인코더-디코더 모델[[Encoder Decoder Models]]

개요[[Overview]]

[EncoderDecoderModel]은 사전 학습된 자동 인코딩(autoencoding) 모델을 인코더로, 사전 학습된 자가 회귀(autoregressive) 모델을 디코더로 활용하여 시퀀스-투-시퀀스(sequence-to-sequence) 모델을 초기화하는 데 이용됩니다.

사전 학습된 체크포인트를 활용해 시퀀스-투-시퀀스 모델을 초기화하는 것이 시퀀스 생성(sequence generation) 작업에 효과적이라는 점이 Sascha Rothe, Shashi Narayan, Aliaksei Severyn의 논문 Leveraging Pre-trained Checkpoints for Sequence Generation Tasks에서 입증되었습니다.

[EncoderDecoderModel]이 학습/미세 조정된 후에는 다른 모델과 마찬가지로 저장/불러오기가 가능합니다. 자세한 사용법은 예제를 참고하세요.

이 아키텍처의 한 가지 응용 사례는 두 개의 사전 학습된 [BertModel]을 각각 인코더와 디코더로 활용하여 요약 모델(summarization model)을 구축하는 것입니다. 이는 Yang Liu와 Mirella Lapata의 논문 Text Summarization with Pretrained Encoders에서 제시된 바 있습니다.

모델 설정에서 `EncoderDecoderModel`을 무작위 초기화하기[[Randomly initializing `EncoderDecoderModel` from model configurations.]]

[EncoderDecoderModel]은 인코더와 디코더 설정(config)을 기반으로 무작위 초기화를 할 수 있습니다. 아래 예시는 [BertModel] 설정을 인코더로, 기본 [BertForCausalLM] 설정을 디코더로 사용하는 방법을 보여줍니다.

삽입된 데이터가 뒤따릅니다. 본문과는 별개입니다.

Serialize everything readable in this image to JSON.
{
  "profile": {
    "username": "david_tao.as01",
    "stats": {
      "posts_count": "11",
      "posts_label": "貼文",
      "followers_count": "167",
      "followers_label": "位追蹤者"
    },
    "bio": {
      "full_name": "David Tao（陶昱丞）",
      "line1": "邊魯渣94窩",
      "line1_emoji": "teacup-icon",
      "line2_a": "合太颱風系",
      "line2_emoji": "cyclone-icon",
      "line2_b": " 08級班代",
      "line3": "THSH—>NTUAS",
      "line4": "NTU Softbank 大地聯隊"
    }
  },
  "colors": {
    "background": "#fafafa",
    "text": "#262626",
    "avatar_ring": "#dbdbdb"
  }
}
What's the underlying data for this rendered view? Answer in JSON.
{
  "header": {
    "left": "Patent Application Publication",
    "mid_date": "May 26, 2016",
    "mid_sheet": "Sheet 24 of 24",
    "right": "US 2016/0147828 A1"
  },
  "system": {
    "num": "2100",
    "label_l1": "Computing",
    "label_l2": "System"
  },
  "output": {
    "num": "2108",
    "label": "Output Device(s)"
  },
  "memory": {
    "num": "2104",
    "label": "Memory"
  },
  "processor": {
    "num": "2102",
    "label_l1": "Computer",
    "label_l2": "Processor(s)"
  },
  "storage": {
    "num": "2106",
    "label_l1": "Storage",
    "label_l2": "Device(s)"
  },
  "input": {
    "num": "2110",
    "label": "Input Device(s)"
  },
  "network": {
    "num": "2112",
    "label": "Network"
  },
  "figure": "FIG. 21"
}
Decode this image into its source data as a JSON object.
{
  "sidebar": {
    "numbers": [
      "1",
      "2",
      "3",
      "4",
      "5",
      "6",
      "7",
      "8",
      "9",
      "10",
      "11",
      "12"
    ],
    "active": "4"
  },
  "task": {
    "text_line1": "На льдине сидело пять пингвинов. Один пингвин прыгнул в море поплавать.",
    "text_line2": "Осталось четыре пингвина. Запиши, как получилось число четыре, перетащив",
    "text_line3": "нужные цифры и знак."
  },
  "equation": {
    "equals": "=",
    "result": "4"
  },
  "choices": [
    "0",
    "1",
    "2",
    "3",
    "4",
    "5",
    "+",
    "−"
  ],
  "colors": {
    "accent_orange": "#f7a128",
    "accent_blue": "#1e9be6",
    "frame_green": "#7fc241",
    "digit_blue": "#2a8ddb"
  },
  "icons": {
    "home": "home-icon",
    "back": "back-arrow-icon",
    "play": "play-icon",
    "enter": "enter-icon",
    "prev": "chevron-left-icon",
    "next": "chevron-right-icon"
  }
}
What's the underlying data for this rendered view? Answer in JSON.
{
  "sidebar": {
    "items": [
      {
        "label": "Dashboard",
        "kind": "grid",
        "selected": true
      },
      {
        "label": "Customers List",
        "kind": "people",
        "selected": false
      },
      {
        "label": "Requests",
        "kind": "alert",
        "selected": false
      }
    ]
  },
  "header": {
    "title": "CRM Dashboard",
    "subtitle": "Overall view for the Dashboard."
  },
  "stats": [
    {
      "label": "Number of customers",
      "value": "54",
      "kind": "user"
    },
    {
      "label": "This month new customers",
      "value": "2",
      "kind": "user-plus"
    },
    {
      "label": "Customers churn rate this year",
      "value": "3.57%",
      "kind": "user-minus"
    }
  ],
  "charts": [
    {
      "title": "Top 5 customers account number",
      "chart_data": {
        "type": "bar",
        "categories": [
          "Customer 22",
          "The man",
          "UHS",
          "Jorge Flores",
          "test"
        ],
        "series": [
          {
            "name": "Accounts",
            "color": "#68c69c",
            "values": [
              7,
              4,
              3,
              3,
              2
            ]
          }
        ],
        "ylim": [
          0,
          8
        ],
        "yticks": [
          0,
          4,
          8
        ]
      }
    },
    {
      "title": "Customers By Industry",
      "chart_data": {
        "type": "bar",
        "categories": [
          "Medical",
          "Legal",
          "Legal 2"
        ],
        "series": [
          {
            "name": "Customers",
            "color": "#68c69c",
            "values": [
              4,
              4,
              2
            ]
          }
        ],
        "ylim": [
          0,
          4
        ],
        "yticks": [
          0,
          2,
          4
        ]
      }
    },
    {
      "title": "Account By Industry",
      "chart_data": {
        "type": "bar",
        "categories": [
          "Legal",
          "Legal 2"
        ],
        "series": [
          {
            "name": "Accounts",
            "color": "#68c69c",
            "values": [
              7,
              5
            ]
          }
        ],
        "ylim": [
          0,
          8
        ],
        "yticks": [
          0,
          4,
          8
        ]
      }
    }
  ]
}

>>> from transformers import BertConfig, EncoderDecoderConfig, EncoderDecoderModel

>>> config_encoder = BertConfig()
>>> config_decoder = BertConfig()

>>> config = EncoderDecoderConfig.from_encoder_decoder_configs(config_encoder, config_decoder)
>>> model = EncoderDecoderModel(config=config)

사전 학습된 인코더와 디코더로 `EncoderDecoderModel` 초기화하기[[Initialising `EncoderDecoderModel` from a pretrained encoder and a pretrained decoder.]]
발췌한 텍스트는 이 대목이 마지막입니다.